Dr. Phil Smith, medical director of the Biocontainment Unit at Nebraska Medical Center, released a statement breaking the news Monday morning.
"It is with an extremely heavy heart that we share this news," stated Smith. "Dr. Salia was extremely critical when he arrived here, and unfortunately, despite our best efforts, we weren't able to save him."
"We used every possible treatment available to give Dr. Salia every possible opportunity for survival. ... As we have learned, early treatment with these patients is essential. In Dr. Salia's case, his disease was already extremely advanced by the time he came here for treatment."
The Washington Post reports that Salia tested positive for the deadly virus last Monday after seeing his first symptoms on Nov. 6. On Saturday, he was transported from Sierra Leone to the University of Nebraska Medical Center on Saturday, and was the third Ebola patient to be treated at the Omaha hospital this year. He passed away after going into respiratory and kidney failure.
Salia, a 44-year-old Sierra Leone citizen who lived in Maryland with his wife and two children, was promoted to chief medical officer of Kissy United Methodist Hospital in Sierra Leone shortly before he began exhibiting signs of Ebola.
According to videos acquired from the United Methodist Church, Salia took a pay cut to stay at Kissy. In another, Salia describes how his strong sense of duty toward the people of Freetown and his faith informed his decision to become a surgeon.
"I strongly believe that God brought me here to fix whatever comes to my doorway," Salia said.
Another video shows Salia and his colleagues praying before surgery.

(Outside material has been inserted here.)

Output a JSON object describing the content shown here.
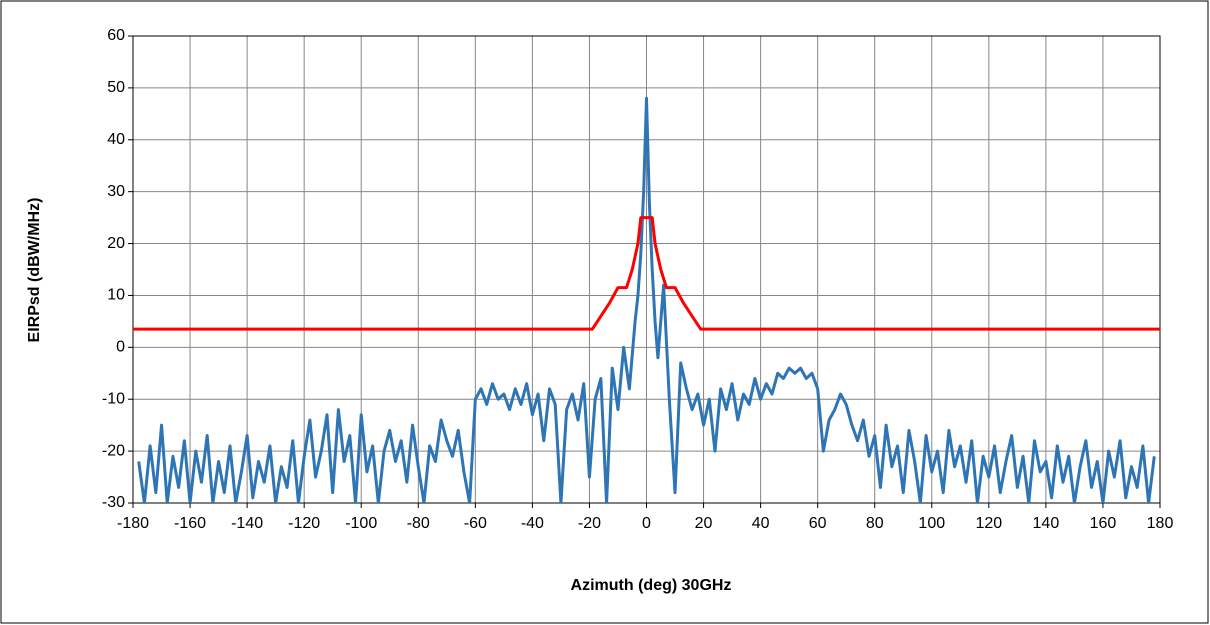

"He could have gone into private service and made a lucrative living," Bruce Steffes, executive director of the Pan-African Academy of Christian Surgeons, through which Salia received his training, told The Washington Post. "But the fact that he stayed committed to missionary hospitals tells you everything you need to know about who he is and his faith and what's important to him."
Salia is the sixth doctor in Sierra Leone to test positive for Ebola and the third patient to seek treatment at Nebraska Medicine. Two former Ebola patients, Dr. Rick Sacra and freelance journalist Ashoka Mukpo, were both successfully treated at the facility.
The current Ebola crisis in Western Africa is the worst in history, killing at least 5,177 people in the past year, according to the latest figures from the World Health Organization. According to the Huffington Post, of those, 324 of the dead have been local health care workers.